On peut dire que Steve Orlando tente tout pour donner à ses héros la recette DC Comics. Ses deux héros vivent et défendent leur ville, Opale City, et paraissent comme des Dieux parmi les vivants. Il offre aussi à son duo un supporting cast, essentiel aux super-héros. Enfin, il y a une menace commune, liée au passé de l'un et capable de mettre le duo à genoux.

La recette est là mais il y a un arrière-goût de peut mieux faire. Il suffit de se concentrer sur le supporting cast pour voir qu'il est générique ; aucune grande personnalité et, même depuis Midnighter et ses (trop) nombreux dessinateurs ils changent de physique à leur convenance.
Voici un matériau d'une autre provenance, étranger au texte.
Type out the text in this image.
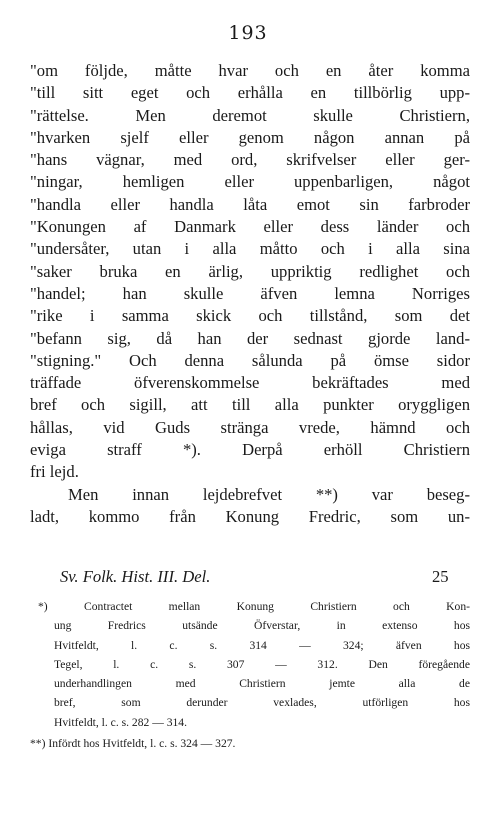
193
"om följde, måtte hvar och en åter komma
"till sitt eget och erhålla en tillbörlig upp-
"rättelse. Men deremot skulle Christiern,
"hvarken sjelf eller genom någon annan på
"hans vägnar, med ord, skrifvelser eller ger-
"ningar, hemligen eller uppenbarligen, något
"handla eller handla låta emot sin farbroder
"Konungen af Danmark eller dess länder och
"undersåter, utan i alla måtto och i alla sina
"saker bruka en ärlig, uppriktig redlighet och
"handel; han skulle äfven lemna Norriges
"rike i samma skick och tillstånd, som det
"befann sig, då han der sednast gjorde land-
"stigning." Och denna sålunda på ömse sidor
träffade öfverenskommelse bekräftades med
bref och sigill, att till alla punkter oryggligen
hållas, vid Guds stränga vrede, hämnd och
eviga straff *). Derpå erhöll Christiern
fri lejd.
Men innan lejdebrefvet **) var beseg-
ladt, kommo från Konung Fredric, som un-
Sv. Folk. Hist. III. Del.	25
*) Contractet mellan Konung Christiern och Kon-
ung Fredrics utsände Öfverstar, in extenso hos
Hvitfeldt, l. c. s. 314 — 324; äfven hos
Tegel, l. c. s. 307 — 312. Den föregående
underhandlingen med Christiern jemte alla de
bref, som derunder vexlades, utförligen hos
Hvitfeldt, l. c. s. 282 — 314.
**) Infördt hos Hvitfeldt, l. c. s. 324 — 327.
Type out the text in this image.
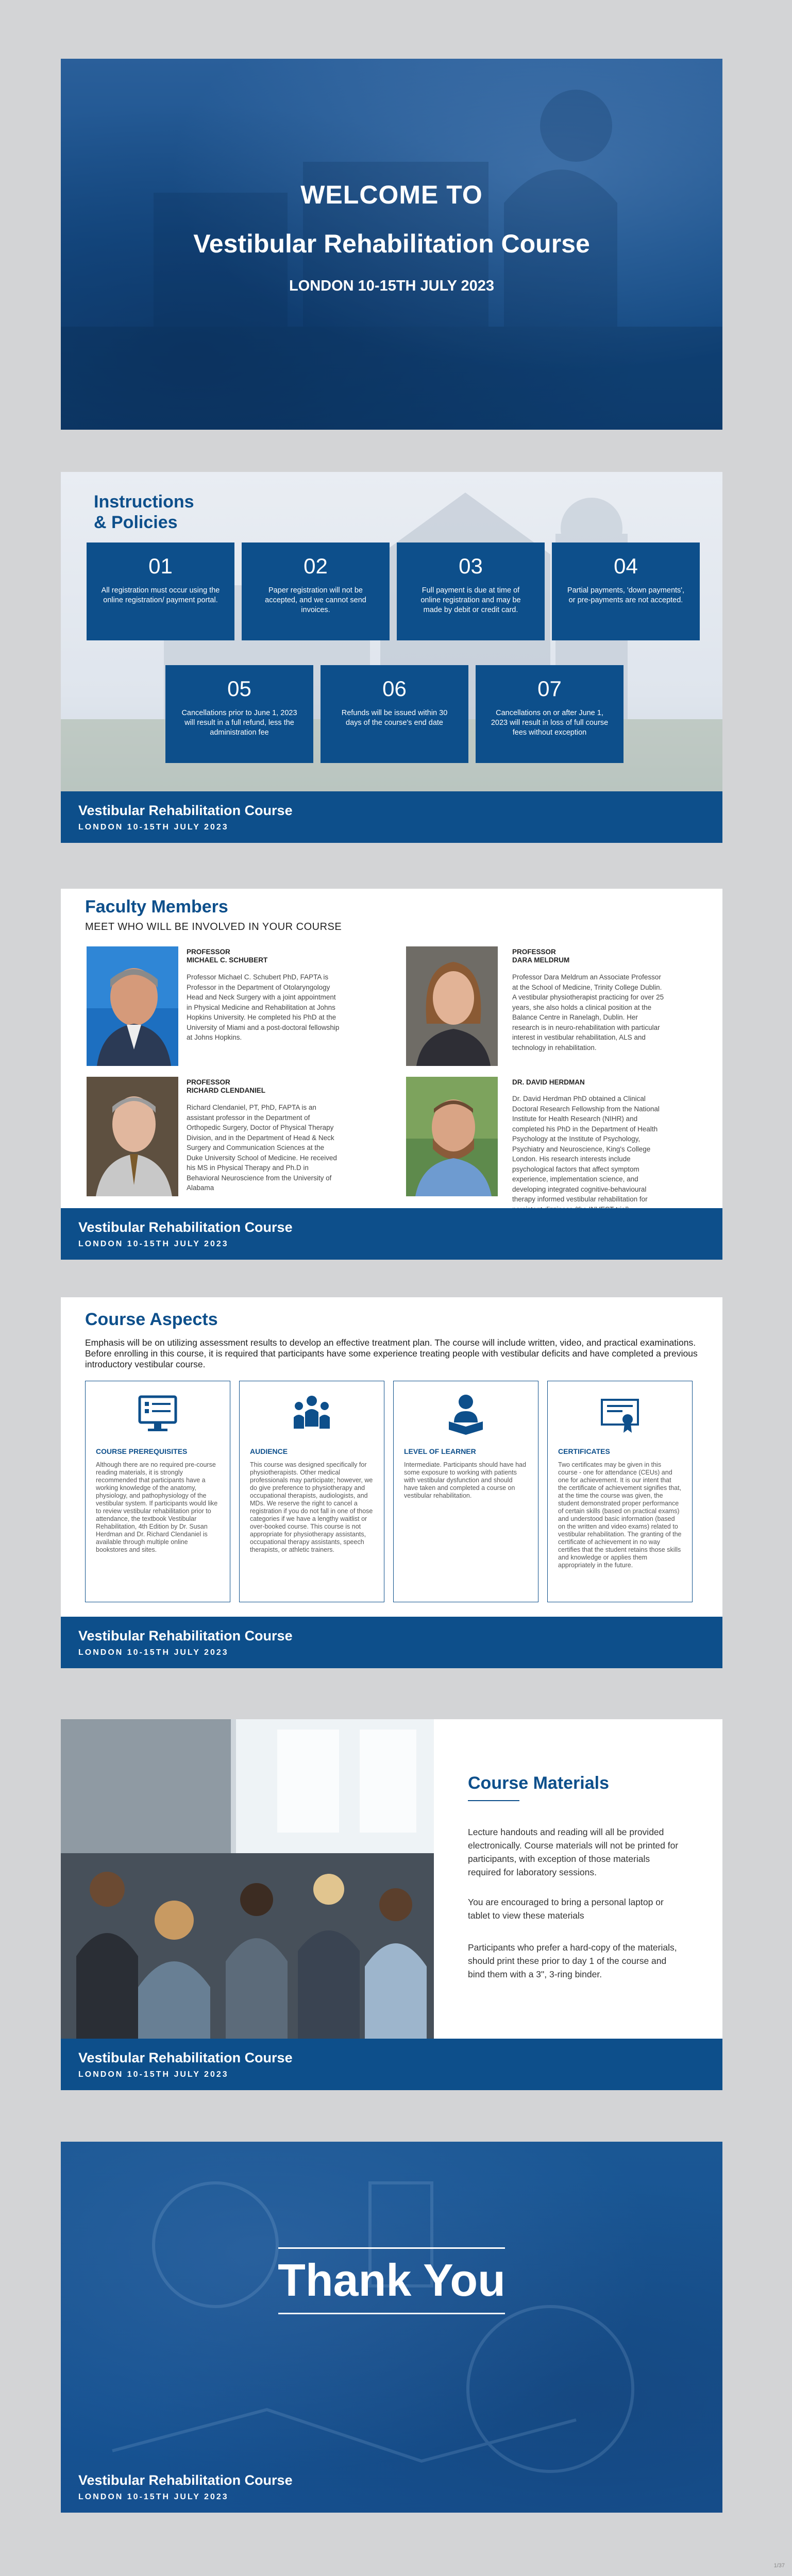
WELCOME TO
Vestibular Rehabilitation Course
LONDON 10-15TH JULY 2023
Instructions
& Policies
01
All registration must occur using the online registration/ payment portal.
02
Paper registration will not be accepted, and we cannot send invoices.
03
Full payment is due at time of online registration and may be made by debit or credit card.
04
Partial payments, 'down payments', or pre-payments are not accepted.
05
Cancellations prior to June 1, 2023 will result in a full refund, less the administration fee
06
Refunds will be issued within 30 days of the course's end date
07
Cancellations on or after June 1, 2023 will result in loss of full course fees without exception
Vestibular Rehabilitation Course
LONDON 10-15TH JULY 2023
Faculty Members
MEET WHO WILL BE INVOLVED IN YOUR COURSE
PROFESSOR
MICHAEL C. SCHUBERT
Professor Michael C. Schubert PhD, FAPTA is Professor in the Department of Otolaryngology Head and Neck Surgery with a joint appointment in Physical Medicine and Rehabilitation at Johns Hopkins University. He completed his PhD at the University of Miami and a post-doctoral fellowship at Johns Hopkins.
PROFESSOR
DARA MELDRUM
Professor Dara Meldrum an Associate Professor at the School of Medicine, Trinity College Dublin. A vestibular physiotherapist practicing for over 25 years, she also holds a clinical position at the Balance Centre in Ranelagh, Dublin. Her research is in neuro-rehabilitation with particular interest in vestibular rehabilitation, ALS and technology in rehabilitation.
PROFESSOR
RICHARD CLENDANIEL
Richard Clendaniel, PT, PhD, FAPTA is an assistant professor in the Department of Orthopedic Surgery, Doctor of Physical Therapy Division, and in the Department of Head & Neck Surgery and Communication Sciences at the Duke University School of Medicine. He received his MS in Physical Therapy and Ph.D in Behavioral Neuroscience from the University of Alabama
DR. DAVID HERDMAN
Dr. David Herdman PhD obtained a Clinical Doctoral Research Fellowship from the National Institute for Health Research (NIHR) and completed his PhD in the Department of Health Psychology at the Institute of Psychology, Psychiatry and Neuroscience, King's College London. His research interests include psychological factors that affect symptom experience, implementation science, and developing integrated cognitive-behavioural therapy informed vestibular rehabilitation for
Vestibular Rehabilitation Course
LONDON 10-15TH JULY 2023
Course Aspects
Emphasis will be on utilizing assessment results to develop an effective treatment plan. The course will include written, video, and practical examinations. Before enrolling in this course, it is required that participants have some experience treating people with vestibular deficits and have completed a previous introductory vestibular course.
COURSE PREREQUISITES
Although there are no required pre-course reading materials, it is strongly recommended that participants have a working knowledge of the anatomy, physiology, and pathophysiology of the vestibular system. If participants would like to review vestibular rehabilitation prior to attendance, the textbook Vestibular Rehabilitation, 4th Edition by Dr. Susan Herdman and Dr. Richard Clendaniel is available through multiple online bookstores and sites.
AUDIENCE
This course was designed specifically for physiotherapists. Other medical professionals may participate; however, we do give preference to physiotherapy and occupational therapists, audiologists, and MDs. We reserve the right to cancel a registration if you do not fall in one of those categories if we have a lengthy waitlist or over-booked course. This course is not appropriate for physiotherapy assistants, occupational therapy assistants, speech therapists, or athletic trainers.
LEVEL OF LEARNER
Intermediate. Participants should have had some exposure to working with patients with vestibular dysfunction and should have taken and completed a course on vestibular rehabilitation.
CERTIFICATES
Two certificates may be given in this course - one for attendance (CEUs) and one for achievement. It is our intent that the certificate of achievement signifies that, at the time the course was given, the student demonstrated proper performance of certain skills (based on practical exams) and understood basic information (based on the written and video exams) related to vestibular rehabilitation. The granting of the certificate of achievement in no way certifies that the student retains those skills and knowledge or applies them appropriately in the future.
Vestibular Rehabilitation Course
LONDON 10-15TH JULY 2023
Course Materials
Lecture handouts and reading will all be provided electronically. Course materials will not be printed for participants, with exception of those materials required for laboratory sessions.
You are encouraged to bring a personal laptop or tablet to view these materials
Participants who prefer a hard-copy of the materials, should print these prior to day 1 of the course and bind them with a 3", 3-ring binder.
Vestibular Rehabilitation Course
LONDON 10-15TH JULY 2023
Thank You
Vestibular Rehabilitation Course
LONDON 10-15TH JULY 2023
1/37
Bendix manque cruellement de charisme. Il est méchant, point. L'idée du recrutement - permettant de faire un clin d'œil à l'histoire des LGBT chez DC - est excellente mais Orlando ne l'utilise que par soucis de forme. Je me rappelle d'une scène équivalente dans Wild C.A.T.s. d'Alan Moore qui permettait à la fois d'exposer la situation et le caractère de personnages.

Je me sens un peu sale de taper sur le scénario de Steve Orlando parce que le scénariste a un discours fort et une volonté affichée de faire de belles choses, pas seulement pour la diversité. Mais, l'exécution n'est pas géniale. Les scènes s'enchaînent sans réelle conviction et la situation finale n'est pas très intéressante. En tout cas, le cliffhanger des plus classiques qui soit n'est pas assez suffisant pour motiver la lecture de la suite.

Fernando Blanco a un trait brut qui fait varier les morphologies des personnages. En revanche, il dessine de nombreux détails. En plus, sa première double page est un exemple d'art séquentiel efficace. Si le trait peut dérouter, la narration est quant à elle très efficace.

midnighter-and-appolo-001-coverMidnighter & Apollo #1

DC Comics • Par Steve Orlando & Franco Blanco • $2.99
À l'instar de Midnighter, cette mini-série ne sera pas l'histoire du siècle. Il y a des enjeux mais l'ensemble fait très générique. Trop pour intéresser les gens qui ne sont pas fans des personnages principaux.